Statistical body shape models allow for an intuitive generation of a subject-specific body shape with a few given individual’s body characteristics such as stature and body weight. This parametric behavior of the model also allows systematic analyses of effects of each parameter on the body shape.
Two statistical methods are generally used for developing the models: principal component analysis (PCA) and multivariate regression analysis. PCA reduces the high dimensionality of the original datasets so that a body information (3D coordinates of vertices, body landmarks, joint locations, and anthropometric data, etc) can be represented with a few value, a.k.a., “PC scores”. These PC scores, which efficiently accounts for the original data distribution, then are associated meaningful parameters like stature and BMI using the multivariate regression analysis.

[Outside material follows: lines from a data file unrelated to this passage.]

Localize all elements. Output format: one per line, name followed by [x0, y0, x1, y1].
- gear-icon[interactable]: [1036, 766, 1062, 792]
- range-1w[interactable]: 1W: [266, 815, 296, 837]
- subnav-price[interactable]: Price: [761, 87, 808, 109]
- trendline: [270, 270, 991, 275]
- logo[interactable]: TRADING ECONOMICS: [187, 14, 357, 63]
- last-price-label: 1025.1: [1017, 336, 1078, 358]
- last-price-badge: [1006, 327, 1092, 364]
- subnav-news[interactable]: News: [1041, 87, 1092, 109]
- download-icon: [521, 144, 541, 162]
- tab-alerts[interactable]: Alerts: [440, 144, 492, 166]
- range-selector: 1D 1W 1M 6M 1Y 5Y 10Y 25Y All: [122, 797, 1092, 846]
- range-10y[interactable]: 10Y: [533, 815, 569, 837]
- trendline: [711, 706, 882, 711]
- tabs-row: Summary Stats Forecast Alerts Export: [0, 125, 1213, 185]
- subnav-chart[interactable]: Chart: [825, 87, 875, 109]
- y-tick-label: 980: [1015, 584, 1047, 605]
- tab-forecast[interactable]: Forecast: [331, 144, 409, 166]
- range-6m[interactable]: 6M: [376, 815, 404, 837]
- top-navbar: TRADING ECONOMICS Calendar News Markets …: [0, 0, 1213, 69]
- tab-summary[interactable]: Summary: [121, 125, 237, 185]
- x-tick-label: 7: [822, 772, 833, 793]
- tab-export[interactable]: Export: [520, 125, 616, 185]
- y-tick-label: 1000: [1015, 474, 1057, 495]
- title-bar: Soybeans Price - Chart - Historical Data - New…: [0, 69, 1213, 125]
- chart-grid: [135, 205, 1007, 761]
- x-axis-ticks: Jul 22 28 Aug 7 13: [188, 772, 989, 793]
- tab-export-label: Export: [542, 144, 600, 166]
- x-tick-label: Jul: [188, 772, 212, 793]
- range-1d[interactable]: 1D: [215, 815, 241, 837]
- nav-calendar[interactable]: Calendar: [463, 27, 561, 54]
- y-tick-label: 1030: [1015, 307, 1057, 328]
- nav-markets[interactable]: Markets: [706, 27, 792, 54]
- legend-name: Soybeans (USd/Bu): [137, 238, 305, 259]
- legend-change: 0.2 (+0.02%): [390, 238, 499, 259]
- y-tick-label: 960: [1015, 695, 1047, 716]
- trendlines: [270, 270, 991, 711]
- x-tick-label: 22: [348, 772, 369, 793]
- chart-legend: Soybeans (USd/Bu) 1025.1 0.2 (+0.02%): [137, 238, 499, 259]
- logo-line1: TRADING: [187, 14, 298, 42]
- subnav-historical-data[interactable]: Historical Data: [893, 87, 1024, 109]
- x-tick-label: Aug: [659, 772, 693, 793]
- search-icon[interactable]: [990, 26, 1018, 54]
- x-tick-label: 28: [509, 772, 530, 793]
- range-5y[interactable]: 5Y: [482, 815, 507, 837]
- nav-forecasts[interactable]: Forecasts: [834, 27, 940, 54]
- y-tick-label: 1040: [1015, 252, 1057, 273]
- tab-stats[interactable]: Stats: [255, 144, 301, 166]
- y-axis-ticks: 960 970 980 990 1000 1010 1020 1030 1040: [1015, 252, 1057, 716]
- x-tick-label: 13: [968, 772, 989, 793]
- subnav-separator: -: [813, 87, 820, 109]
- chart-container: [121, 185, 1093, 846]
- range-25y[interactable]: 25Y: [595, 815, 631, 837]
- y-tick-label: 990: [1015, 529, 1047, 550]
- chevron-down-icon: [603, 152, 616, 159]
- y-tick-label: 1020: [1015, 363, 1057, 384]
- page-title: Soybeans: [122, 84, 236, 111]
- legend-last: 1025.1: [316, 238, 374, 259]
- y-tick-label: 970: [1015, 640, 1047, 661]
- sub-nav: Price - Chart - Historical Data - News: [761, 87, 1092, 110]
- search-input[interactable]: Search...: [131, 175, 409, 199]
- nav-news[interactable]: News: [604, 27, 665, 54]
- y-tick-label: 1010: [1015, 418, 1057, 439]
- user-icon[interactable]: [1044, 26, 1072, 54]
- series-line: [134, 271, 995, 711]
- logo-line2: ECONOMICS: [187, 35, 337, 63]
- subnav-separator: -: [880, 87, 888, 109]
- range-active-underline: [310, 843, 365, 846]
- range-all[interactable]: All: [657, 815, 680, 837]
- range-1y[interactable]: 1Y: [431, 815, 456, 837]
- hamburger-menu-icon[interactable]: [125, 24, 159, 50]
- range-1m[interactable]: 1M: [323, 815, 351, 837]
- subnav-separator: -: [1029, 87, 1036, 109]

Dr. Matt Reed and I have come up with various methods to make the models more realistic and applicable. The featured ideas are as follows:
- Non-rigid registration of scans while preserving anatomical homologies across the scans using RBF and Implicit-surface fitting methods
- Bootstrapping standardization process to improve the model quality using a rapid PC-based fitting method
- Advanced regression analysis to describe the expected nonlinearity in body shape change with different postures
These models will find much more applications including anthropometrics, ergonomics, vehicle design, product development, medical diagnosis, apparel design, and etc.